Querido professor, não estamos caminhando “novamente para uma eleição plebiscitária” pelo fato de estarmos diante do cenário Lula x Bolsonaro. Este não é o nosso problema atual. Na realidade, o que temos hoje é o resultado de um país eternamente dividido pelas forças antes invasoras, depois dominadoras, depois imperiais, depois burguesas, depois militares, depois industriais e do capital, depois de “elites”, e que ao longo dos longos séculos só trocaram de nome, e que nos últimos 33 anos cristalizaram-se em duas forças políticas. O projeto de governo popular construído antes por João Goulart, Leonel Brizola e posteriormente Lula sempre foi presente, da mesma forma que o projeto do capital, com a diferença de que o segundo não tolera as vitórias democráticas do primeiro e vira o tabuleiro, conforme ensina a história, o que só prorroga o jogo com prejuízos para toda a nação, o que também se verifica com a história, se analisarmos a herança econômica do período da ditadura militar e o que herdaremos do golpe parlamentar de 2016 e do golpe jurídico-midiático de 2018 que acabou na eleição da barbárie.

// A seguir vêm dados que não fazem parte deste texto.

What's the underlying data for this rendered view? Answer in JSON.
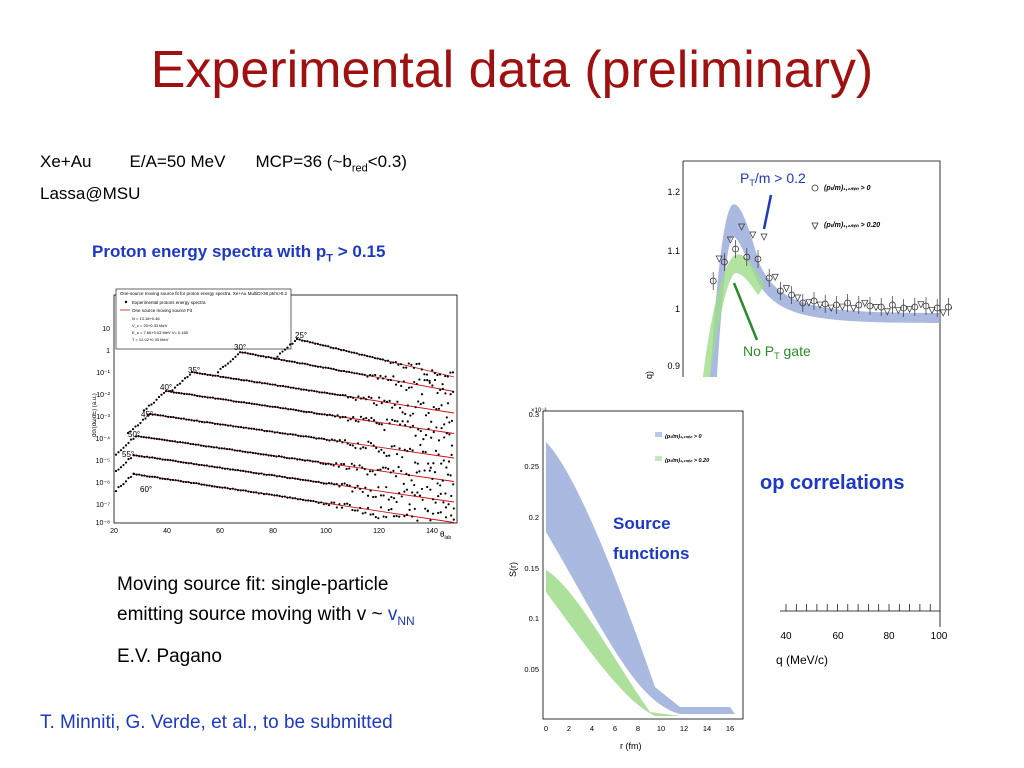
{
  "slide": {
    "title": "Experimental data (preliminary)",
    "system": {
      "reaction": "Xe+Au",
      "energy": "E/A=50 MeV",
      "mcp_prefix": "MCP=36 (~b",
      "mcp_sub": "red",
      "mcp_suffix": "<0.3)",
      "detector": "Lassa@MSU"
    },
    "spectra_label": {
      "text": "Proton energy spectra with p",
      "sub": "T",
      "suffix": " > 0.15"
    },
    "moving_source": {
      "line1": "Moving source fit: single-particle",
      "line2": "emitting source moving with v ~ ",
      "v": "v",
      "v_sub": "NN"
    },
    "author": "E.V. Pagano",
    "reference": "T. Minniti, G. Verde, et al., to be submitted",
    "pp_label": "op correlations",
    "source_label_1": "Source",
    "source_label_2": "functions",
    "pt_label": {
      "pre": "P",
      "sub": "T",
      "post": "/m > 0.2"
    },
    "no_pt_label": {
      "pre": "No P",
      "sub": "T",
      "post": " gate"
    }
  },
  "spectra_plot": {
    "legend": {
      "title": "One-source moving source fit for proton energy spectra. Xe+Au MultiD>36 pt/m>0.2",
      "entry1": "Experimental protons energy spectra",
      "entry2": "One source moving source Fit",
      "params": [
        "N = 13.18+0.46",
        "V_c = 20+0.33 MeV",
        "E_s = 7.66+0.03 MeV V= 0.185",
        "T = 12.02+0.33 MeV"
      ]
    },
    "y_ticks": [
      "10",
      "1",
      "10⁻¹",
      "10⁻²",
      "10⁻³",
      "10⁻⁴",
      "10⁻⁵",
      "10⁻⁶",
      "10⁻⁷",
      "10⁻⁸"
    ],
    "y_label": "dσ/(dωdE) (a.u.)",
    "x_ticks": [
      "20",
      "40",
      "60",
      "80",
      "100",
      "120",
      "140"
    ],
    "x_label": "θ",
    "x_label_sub": "lab",
    "angles": [
      "25°",
      "30°",
      "35°",
      "40°",
      "45°",
      "50°",
      "55°",
      "60°"
    ]
  },
  "correlation_plot": {
    "y_label": "q)",
    "y_ticks": [
      "1.2",
      "1.1",
      "1",
      "0.9"
    ],
    "x_ticks": [
      "40",
      "60",
      "80",
      "100"
    ],
    "x_label": "q  (MeV/c)",
    "legend": {
      "entry1": "(pₜ/m)₁,₂ₘᵢₙ > 0",
      "entry2": "(pₜ/m)₁,₂ₘᵢₙ > 0.20"
    }
  },
  "source_plot": {
    "exponent": "×10⁻³",
    "y_ticks": [
      "0.3",
      "0.25",
      "0.2",
      "0.15",
      "0.1",
      "0.05"
    ],
    "y_label": "S(r)",
    "x_ticks": [
      "0",
      "2",
      "4",
      "6",
      "8",
      "10",
      "12",
      "14",
      "16"
    ],
    "x_label": "r  (fm)",
    "legend": {
      "entry1": "(pₜ/m)₁,₂ₘᵢₙ > 0",
      "entry2": "(pₜ/m)₁,₂ₘᵢₙ > 0.20"
    }
  },
  "colors": {
    "title": "#a01010",
    "accent_blue": "#1d39c4",
    "accent_green": "#2a8a2a",
    "band_blue": "#8da2d6",
    "band_green": "#9fdc8a",
    "fit_red": "#cc1111"
  }
}
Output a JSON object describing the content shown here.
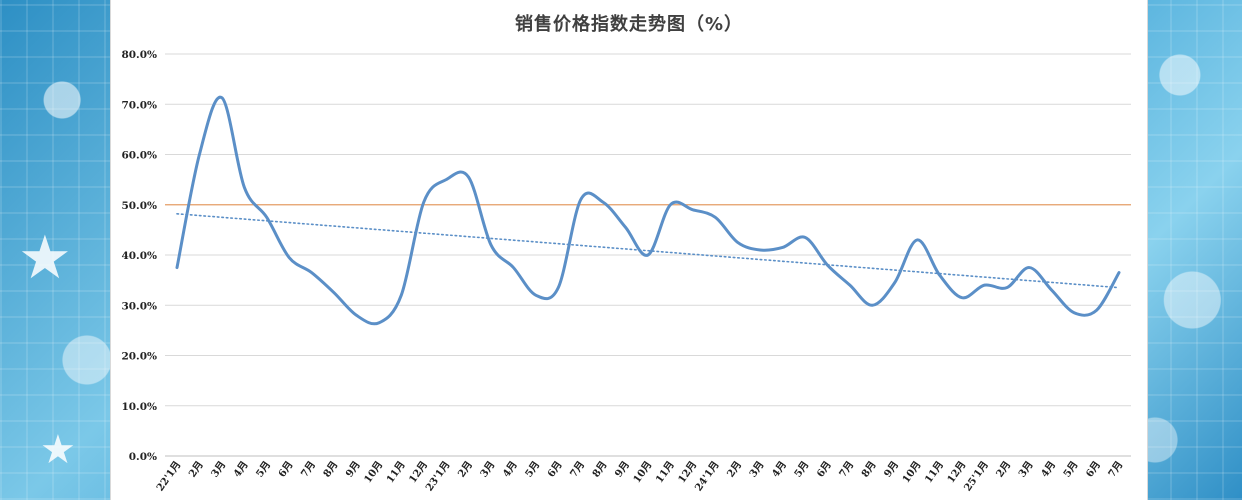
{
  "chart_data": {
    "type": "line",
    "title": "销售价格指数走势图（%）",
    "xlabel": "",
    "ylabel": "",
    "ylim": [
      0,
      80
    ],
    "y_ticks": [
      "0.0%",
      "10.0%",
      "20.0%",
      "30.0%",
      "40.0%",
      "50.0%",
      "60.0%",
      "70.0%",
      "80.0%"
    ],
    "categories": [
      "22'1月",
      "2月",
      "3月",
      "4月",
      "5月",
      "6月",
      "7月",
      "8月",
      "9月",
      "10月",
      "11月",
      "12月",
      "23'1月",
      "2月",
      "3月",
      "4月",
      "5月",
      "6月",
      "7月",
      "8月",
      "9月",
      "10月",
      "11月",
      "12月",
      "24'1月",
      "2月",
      "3月",
      "4月",
      "5月",
      "6月",
      "7月",
      "8月",
      "9月",
      "10月",
      "11月",
      "12月",
      "25'1月",
      "2月",
      "3月",
      "4月",
      "5月",
      "6月",
      "7月"
    ],
    "series": [
      {
        "values": [
          37.5,
          60.0,
          71.3,
          53.5,
          47.5,
          39.5,
          36.5,
          32.5,
          28.0,
          26.5,
          32.0,
          50.5,
          55.0,
          55.5,
          42.0,
          37.5,
          32.0,
          33.5,
          51.0,
          50.5,
          45.5,
          40.0,
          50.0,
          49.0,
          47.5,
          42.5,
          41.0,
          41.5,
          43.5,
          38.0,
          34.0,
          30.0,
          34.5,
          43.0,
          36.0,
          31.5,
          34.0,
          33.5,
          37.5,
          33.0,
          28.5,
          29.0,
          36.5
        ],
        "color": "#5b8fc7"
      }
    ],
    "reference_line": {
      "value": 50.0,
      "color": "#e8a06a"
    },
    "trendline": {
      "start": 48.2,
      "end": 33.5,
      "color": "#5b8fc7",
      "style": "dotted"
    },
    "grid": true,
    "legend": "none"
  }
}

Portanto, professor, não se trata de eleição plebiscitária. Trata-se de mais um momento onde o país encontra-se diante de escolhas políticas diante de um cenário multissecular, que hoje reagudiza-se unicamente pelo fato de escolhas anteriores não terem sido respeitadas.

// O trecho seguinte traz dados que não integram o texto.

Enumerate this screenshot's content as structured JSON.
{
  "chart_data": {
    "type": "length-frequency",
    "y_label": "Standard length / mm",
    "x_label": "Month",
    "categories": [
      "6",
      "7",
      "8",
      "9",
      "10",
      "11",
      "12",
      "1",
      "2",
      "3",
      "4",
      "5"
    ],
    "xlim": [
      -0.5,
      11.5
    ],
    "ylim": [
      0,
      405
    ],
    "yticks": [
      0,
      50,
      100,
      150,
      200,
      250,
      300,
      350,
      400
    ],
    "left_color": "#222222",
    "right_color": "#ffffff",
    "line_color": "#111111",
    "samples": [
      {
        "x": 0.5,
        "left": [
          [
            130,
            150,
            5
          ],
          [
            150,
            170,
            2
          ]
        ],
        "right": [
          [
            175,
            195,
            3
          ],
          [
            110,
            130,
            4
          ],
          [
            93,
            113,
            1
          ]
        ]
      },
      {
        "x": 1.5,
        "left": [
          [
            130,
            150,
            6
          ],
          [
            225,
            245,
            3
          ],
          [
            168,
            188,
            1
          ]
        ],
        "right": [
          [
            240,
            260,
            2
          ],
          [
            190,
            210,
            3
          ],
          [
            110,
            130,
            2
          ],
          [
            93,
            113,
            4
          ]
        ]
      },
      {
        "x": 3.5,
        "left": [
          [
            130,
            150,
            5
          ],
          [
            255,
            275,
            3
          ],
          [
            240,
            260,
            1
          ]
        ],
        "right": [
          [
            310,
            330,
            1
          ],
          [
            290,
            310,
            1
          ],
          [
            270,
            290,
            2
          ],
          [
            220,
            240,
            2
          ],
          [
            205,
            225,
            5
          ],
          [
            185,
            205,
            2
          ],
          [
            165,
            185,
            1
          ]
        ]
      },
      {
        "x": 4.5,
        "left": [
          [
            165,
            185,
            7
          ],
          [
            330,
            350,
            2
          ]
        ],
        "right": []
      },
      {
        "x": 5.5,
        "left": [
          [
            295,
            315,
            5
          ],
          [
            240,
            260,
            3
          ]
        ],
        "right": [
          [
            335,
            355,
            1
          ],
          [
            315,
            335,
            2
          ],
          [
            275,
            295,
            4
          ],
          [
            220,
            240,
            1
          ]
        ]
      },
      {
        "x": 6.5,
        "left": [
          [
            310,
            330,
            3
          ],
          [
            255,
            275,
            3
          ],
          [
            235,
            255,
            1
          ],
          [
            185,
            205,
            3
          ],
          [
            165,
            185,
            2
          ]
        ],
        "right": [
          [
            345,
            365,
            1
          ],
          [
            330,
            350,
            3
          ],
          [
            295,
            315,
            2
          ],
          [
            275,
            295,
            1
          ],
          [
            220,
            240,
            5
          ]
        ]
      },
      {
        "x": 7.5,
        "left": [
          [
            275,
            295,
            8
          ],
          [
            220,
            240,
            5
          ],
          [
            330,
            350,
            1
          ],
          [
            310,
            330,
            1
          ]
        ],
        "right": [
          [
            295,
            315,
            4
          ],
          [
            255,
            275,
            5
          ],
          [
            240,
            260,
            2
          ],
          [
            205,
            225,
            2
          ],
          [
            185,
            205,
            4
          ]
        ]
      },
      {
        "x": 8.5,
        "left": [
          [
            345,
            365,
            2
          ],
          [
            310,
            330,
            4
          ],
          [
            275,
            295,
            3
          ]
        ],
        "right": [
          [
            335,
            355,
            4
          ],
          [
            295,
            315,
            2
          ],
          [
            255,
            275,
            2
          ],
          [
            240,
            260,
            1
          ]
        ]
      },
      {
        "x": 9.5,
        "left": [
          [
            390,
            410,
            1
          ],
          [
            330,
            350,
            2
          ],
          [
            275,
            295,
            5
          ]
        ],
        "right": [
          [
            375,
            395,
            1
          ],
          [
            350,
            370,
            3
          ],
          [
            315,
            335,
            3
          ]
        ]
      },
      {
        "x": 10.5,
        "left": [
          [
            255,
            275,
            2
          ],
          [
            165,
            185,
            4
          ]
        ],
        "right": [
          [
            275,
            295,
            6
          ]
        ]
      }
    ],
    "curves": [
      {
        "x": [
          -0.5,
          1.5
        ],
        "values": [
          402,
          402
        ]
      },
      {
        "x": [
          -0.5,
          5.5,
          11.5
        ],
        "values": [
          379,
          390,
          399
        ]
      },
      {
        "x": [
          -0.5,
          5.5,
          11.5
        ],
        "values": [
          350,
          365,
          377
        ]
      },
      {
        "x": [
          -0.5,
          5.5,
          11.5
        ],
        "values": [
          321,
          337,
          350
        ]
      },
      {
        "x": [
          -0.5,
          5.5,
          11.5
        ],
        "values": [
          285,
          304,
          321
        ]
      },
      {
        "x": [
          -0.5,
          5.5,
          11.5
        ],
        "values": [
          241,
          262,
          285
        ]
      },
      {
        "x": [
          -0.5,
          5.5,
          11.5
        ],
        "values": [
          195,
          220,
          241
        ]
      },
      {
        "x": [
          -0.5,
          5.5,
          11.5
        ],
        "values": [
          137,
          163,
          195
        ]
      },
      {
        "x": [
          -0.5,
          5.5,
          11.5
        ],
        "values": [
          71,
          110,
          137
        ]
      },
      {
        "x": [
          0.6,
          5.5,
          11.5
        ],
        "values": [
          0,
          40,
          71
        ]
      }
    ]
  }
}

O que divide o nosso país não são dois candidatos – infelizmente colocados em uma equivocadíssima situação de equivalência, como foi por você na noite de hoje – e sim a nossa história de doença crônica de dominação e violência institucional, algo que jamais deveria escapar de sua percepção clínica e cabedal cultural.

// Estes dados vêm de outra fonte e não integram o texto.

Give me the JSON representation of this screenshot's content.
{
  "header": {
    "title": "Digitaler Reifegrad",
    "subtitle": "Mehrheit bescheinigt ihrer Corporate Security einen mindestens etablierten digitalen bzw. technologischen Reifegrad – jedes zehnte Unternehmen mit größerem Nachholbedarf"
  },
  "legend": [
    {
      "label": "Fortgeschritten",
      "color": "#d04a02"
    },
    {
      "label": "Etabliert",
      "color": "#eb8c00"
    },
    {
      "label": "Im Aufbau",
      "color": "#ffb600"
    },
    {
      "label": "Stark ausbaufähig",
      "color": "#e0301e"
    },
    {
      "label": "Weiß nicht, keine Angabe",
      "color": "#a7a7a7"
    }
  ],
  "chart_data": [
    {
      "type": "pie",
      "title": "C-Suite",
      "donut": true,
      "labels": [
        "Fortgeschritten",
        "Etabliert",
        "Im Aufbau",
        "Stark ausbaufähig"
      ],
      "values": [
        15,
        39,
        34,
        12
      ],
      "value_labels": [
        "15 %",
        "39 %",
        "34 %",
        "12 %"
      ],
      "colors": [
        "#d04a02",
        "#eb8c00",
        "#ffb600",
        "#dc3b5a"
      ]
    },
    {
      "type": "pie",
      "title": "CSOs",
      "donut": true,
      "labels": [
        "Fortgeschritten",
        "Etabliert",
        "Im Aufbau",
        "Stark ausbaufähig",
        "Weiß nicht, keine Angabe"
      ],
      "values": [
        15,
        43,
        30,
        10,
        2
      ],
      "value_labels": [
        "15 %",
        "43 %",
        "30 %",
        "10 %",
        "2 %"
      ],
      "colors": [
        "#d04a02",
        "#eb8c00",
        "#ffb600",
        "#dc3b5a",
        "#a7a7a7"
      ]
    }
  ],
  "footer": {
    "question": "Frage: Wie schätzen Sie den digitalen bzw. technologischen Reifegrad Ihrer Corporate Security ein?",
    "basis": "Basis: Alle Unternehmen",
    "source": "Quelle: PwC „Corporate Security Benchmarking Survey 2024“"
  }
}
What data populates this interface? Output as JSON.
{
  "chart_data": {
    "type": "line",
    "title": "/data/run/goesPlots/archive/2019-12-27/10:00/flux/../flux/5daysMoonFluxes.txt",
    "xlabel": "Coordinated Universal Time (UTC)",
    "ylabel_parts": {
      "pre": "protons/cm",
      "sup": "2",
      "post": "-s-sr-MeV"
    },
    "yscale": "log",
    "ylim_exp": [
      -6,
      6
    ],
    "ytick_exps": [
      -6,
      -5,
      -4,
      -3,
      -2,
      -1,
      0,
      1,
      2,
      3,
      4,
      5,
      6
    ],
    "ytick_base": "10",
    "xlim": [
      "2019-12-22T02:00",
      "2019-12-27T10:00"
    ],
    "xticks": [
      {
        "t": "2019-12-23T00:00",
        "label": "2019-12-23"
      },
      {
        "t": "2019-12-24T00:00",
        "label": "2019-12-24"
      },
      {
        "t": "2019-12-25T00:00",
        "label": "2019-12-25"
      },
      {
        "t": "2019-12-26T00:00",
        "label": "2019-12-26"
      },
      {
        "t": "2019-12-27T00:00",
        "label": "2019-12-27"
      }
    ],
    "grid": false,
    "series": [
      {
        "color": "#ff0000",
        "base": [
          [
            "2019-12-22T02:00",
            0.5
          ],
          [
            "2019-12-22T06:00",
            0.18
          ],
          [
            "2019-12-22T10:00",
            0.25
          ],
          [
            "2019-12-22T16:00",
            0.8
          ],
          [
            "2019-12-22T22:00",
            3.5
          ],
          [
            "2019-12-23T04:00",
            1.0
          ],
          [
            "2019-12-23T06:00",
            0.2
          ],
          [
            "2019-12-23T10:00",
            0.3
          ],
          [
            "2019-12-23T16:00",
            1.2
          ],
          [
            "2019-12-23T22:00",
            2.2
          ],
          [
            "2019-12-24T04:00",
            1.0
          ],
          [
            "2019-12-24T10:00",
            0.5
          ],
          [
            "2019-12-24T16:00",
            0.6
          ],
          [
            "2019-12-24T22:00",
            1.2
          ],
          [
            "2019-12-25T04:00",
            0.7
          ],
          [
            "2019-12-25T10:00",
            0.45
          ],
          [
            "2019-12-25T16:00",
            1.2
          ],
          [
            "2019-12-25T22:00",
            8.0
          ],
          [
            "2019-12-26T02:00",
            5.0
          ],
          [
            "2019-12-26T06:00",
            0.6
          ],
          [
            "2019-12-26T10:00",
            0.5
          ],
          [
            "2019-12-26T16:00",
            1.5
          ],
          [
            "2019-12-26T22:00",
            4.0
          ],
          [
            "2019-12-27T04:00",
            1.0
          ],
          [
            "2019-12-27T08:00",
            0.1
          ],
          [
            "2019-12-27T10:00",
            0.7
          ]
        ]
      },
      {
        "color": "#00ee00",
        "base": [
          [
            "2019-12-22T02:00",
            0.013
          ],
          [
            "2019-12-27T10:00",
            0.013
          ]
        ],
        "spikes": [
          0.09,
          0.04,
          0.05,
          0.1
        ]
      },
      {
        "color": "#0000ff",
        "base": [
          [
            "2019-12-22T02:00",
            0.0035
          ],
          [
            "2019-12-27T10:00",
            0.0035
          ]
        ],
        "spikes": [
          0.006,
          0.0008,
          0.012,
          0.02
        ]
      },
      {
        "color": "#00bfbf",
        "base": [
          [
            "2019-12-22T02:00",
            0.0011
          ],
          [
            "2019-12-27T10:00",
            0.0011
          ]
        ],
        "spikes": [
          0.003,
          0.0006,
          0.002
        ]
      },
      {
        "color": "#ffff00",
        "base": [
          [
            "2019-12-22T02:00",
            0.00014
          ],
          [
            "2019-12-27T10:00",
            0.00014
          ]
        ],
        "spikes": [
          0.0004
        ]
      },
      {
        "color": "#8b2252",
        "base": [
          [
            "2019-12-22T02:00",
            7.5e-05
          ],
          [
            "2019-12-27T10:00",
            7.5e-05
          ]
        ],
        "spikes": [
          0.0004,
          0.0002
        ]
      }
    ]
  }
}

Felizmente o senhor ainda pertence a uma parcela privilegiada da classe médica e acadêmica, com menor grau de contaminação pelas forças das grandes mídias, mas ainda assim de alguma forma vitimado pela obnubilante avalanche de desinformação perene. O que peço ao senhor é algo que certamente não te falta. Olhe a política com senso e olho clínico. Foi o que fiz durante minha carreira, sem qualquer arrependimento, mas também com muito agradecimento aos que me ajudaram nesta construção.